Ener-G Foods Egg Replacer
If you’re planning to feed an army anytime soon (or you have a few kids who like to follow a vegan diet), Ener-G Foods Egg Replacer comes in a 16-ounce box and makes a whopping 100 vegan eggs. It replaces eggs completely in baking but cannot be used for anything else. The ingredients are similar to what Bob’s Red Mill makes, minus baking soda and psyllium husk fiber. Baking soda is important in some recipes, so you may need to use these egg replacers differently than another brand (although it does have a different leavening/raising agent, cream of tartar). Ener-G’s vegan egg is also gluten-free, wheat-free, casein-free, yeast-free, sodium-free, and more. It is low in protein, which may or may not be what you’re looking for if you’re strictly vegan.
Orgran Vegan Easy Egg
Orgran might have the most VeganEgg equivalent of this whole bunch, with the manufacturer stating on Amazon that customers would be able to “experience scrambled eggs, quiche, frittata and omelette recipes.” We haven’t tried Orgran’s brand but are intrigued, though there are very few reviews and one reviewer mentions VeganEgg having a better texture. However, another reviewer said that after becoming severely allergic to eggs 10 years ago, she’s finally found a vegan egg brand she’s impressed with in terms of how easily it replicates the taste and texture of egg, with “no weird taste or aftertaste.” There’s also a Vegan Easy Egg quiche recipe on Orgran’s website that users might be interested in testing out.

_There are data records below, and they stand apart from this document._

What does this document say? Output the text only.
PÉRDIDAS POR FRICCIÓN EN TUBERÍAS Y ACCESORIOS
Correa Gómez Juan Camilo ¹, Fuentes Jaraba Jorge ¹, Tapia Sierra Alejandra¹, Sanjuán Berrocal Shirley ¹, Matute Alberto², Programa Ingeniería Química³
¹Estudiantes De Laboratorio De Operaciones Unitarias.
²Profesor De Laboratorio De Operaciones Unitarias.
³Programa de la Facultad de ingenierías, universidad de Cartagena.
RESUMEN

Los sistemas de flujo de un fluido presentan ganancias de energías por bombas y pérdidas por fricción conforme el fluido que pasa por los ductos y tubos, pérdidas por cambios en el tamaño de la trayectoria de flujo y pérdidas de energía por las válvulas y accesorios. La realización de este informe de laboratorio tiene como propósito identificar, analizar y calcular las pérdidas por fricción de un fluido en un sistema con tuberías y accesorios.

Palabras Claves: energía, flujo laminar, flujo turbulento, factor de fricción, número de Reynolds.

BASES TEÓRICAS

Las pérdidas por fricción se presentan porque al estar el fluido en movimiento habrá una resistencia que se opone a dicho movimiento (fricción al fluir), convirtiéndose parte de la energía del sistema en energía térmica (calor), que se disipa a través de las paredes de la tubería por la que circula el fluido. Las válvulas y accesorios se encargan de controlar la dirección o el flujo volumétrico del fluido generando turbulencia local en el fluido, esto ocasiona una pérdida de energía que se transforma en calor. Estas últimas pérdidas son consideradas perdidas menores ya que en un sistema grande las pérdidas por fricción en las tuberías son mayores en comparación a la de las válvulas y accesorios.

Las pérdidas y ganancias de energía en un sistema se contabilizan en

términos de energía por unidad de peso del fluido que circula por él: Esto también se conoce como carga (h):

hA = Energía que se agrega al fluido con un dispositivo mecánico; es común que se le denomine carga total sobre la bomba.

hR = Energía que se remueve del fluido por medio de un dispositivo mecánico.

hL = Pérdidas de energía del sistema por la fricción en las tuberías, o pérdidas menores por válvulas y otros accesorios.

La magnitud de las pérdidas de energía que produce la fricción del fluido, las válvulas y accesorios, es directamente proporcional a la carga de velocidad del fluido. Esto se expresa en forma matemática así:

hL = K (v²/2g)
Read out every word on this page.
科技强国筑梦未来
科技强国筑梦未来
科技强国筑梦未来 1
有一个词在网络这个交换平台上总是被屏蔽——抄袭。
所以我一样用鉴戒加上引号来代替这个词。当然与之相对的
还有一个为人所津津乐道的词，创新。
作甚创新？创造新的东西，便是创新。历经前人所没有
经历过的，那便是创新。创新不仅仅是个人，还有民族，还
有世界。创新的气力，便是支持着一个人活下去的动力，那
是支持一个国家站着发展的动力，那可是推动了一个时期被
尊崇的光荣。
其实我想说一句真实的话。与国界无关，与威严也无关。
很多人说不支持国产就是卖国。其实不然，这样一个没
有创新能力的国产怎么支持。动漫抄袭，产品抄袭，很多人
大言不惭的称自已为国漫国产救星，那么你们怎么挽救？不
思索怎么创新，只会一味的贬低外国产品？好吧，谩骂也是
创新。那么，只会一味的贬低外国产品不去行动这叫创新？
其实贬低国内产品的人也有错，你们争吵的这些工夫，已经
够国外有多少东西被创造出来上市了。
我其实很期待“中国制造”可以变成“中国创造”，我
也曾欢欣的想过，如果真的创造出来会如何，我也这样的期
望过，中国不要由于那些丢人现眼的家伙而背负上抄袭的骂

Verdict: Will I eat vegan eggs again?
In short, yes!
I’m excited to try it in baked goods, but I actually really enjoyed the taste of them scrambled. I think these will make a nice addition to my breakfast rotation, and since a little bit of protein is a great start to the day, I’ll probably add something else on the side to help replace the few extra grams of protein I’d otherwise get by consuming a regular egg. The chia seeds I had in my vegan overnight oats are a great option.